July 2009
Inside Poetry
I’ve been co-editing and writing for Inside Time, the national newspaper for prisoners since it started in 1990.
A couple of years ago we began regularly publishing two pages of poetry written by prisoners, then a quarterly eight page supplement. It seemed that men and women locked up in cells had plenty to think about and, more surprisingly, felt inspired to turn their thoughts into poetry. The obvious next step, we decided, was to publish a book.
Inside Poetry, a collection of work from over 200 contributors was launched on July 2nd. Check it out on Amazon. Apart from being great poetry – sometimes from people who’ve never thought of writing anything before – it gives a vivid picture of life inside prison, the regrets and aspirations of the men and women captive there.
As a novelist, I find that my involvement with prison affairs over nearly twenty years has opened my eyes to the world of people who, through bad luck or bad judgement, have brought their lives to the brink.

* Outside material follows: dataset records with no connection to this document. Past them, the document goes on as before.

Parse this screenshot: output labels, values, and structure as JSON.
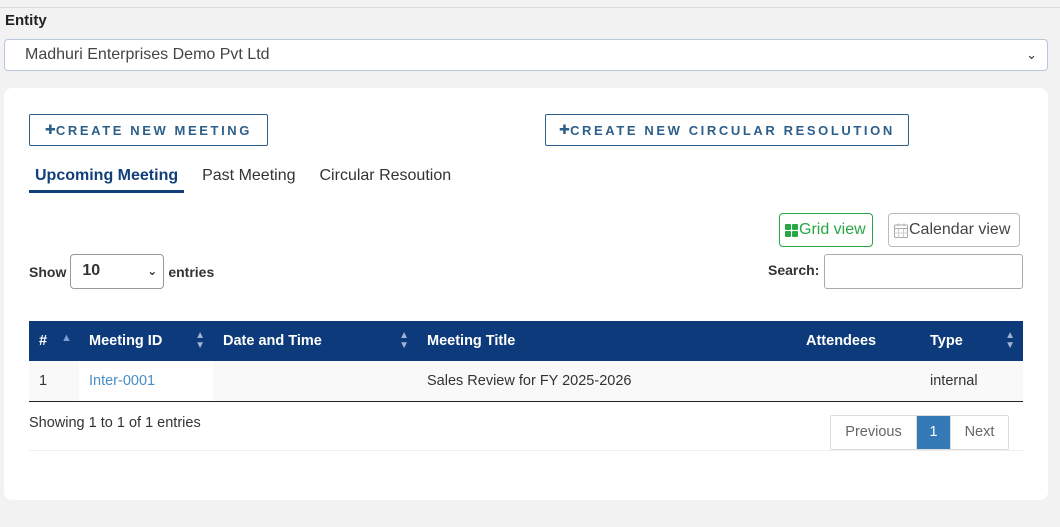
{
  "entity": {
    "label": "Entity",
    "selected": "Madhuri Enterprises Demo Pvt Ltd"
  },
  "actions": {
    "create_meeting": "CREATE NEW MEETING",
    "create_circular": "CREATE NEW CIRCULAR RESOLUTION"
  },
  "tabs": [
    {
      "label": "Upcoming Meeting",
      "active": true
    },
    {
      "label": "Past Meeting",
      "active": false
    },
    {
      "label": "Circular Resoution",
      "active": false
    }
  ],
  "views": {
    "grid": "Grid view",
    "calendar": "Calendar view"
  },
  "table_controls": {
    "show_label": "Show",
    "entries_value": "10",
    "entries_label": "entries",
    "search_label": "Search:"
  },
  "table": {
    "columns": [
      "#",
      "Meeting ID",
      "Date and Time",
      "Meeting Title",
      "Attendees",
      "Type"
    ],
    "rows": [
      {
        "num": "1",
        "meeting_id": "Inter-0001",
        "date_time": "",
        "title": "Sales Review for FY 2025-2026",
        "attendees": "",
        "type": "internal"
      }
    ]
  },
  "footer": {
    "info": "Showing 1 to 1 of 1 entries",
    "prev": "Previous",
    "page": "1",
    "next": "Next"
  },
  "colors": {
    "header_bg": "#0d3a7a",
    "accent_blue": "#2c5f8a",
    "grid_green": "#28a745",
    "page_active": "#337ab7"
  }
}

Sometimes this surfaces in my own writing. The novel I’m working on at the moment, Break of Day, features a prison officer and a prisoner. They’re not the major characters in my story about a runaway boy, but they are important.
I don’t believe, unlike many contemporary writers of fiction, in a great deal of specific research, but I do believe that novels (which tend to take on a will of their own) pick over the data of a writer’s life and choose what is relevant.
I’m not a poet myself so I’m particularly excited to have had a hand in the making of Inside Poetry. It has a foreword, incidentally, by Andrew Motion and admiring endorsements from Boris Johnson, Michael Palin and author/prisoner Razor Smith.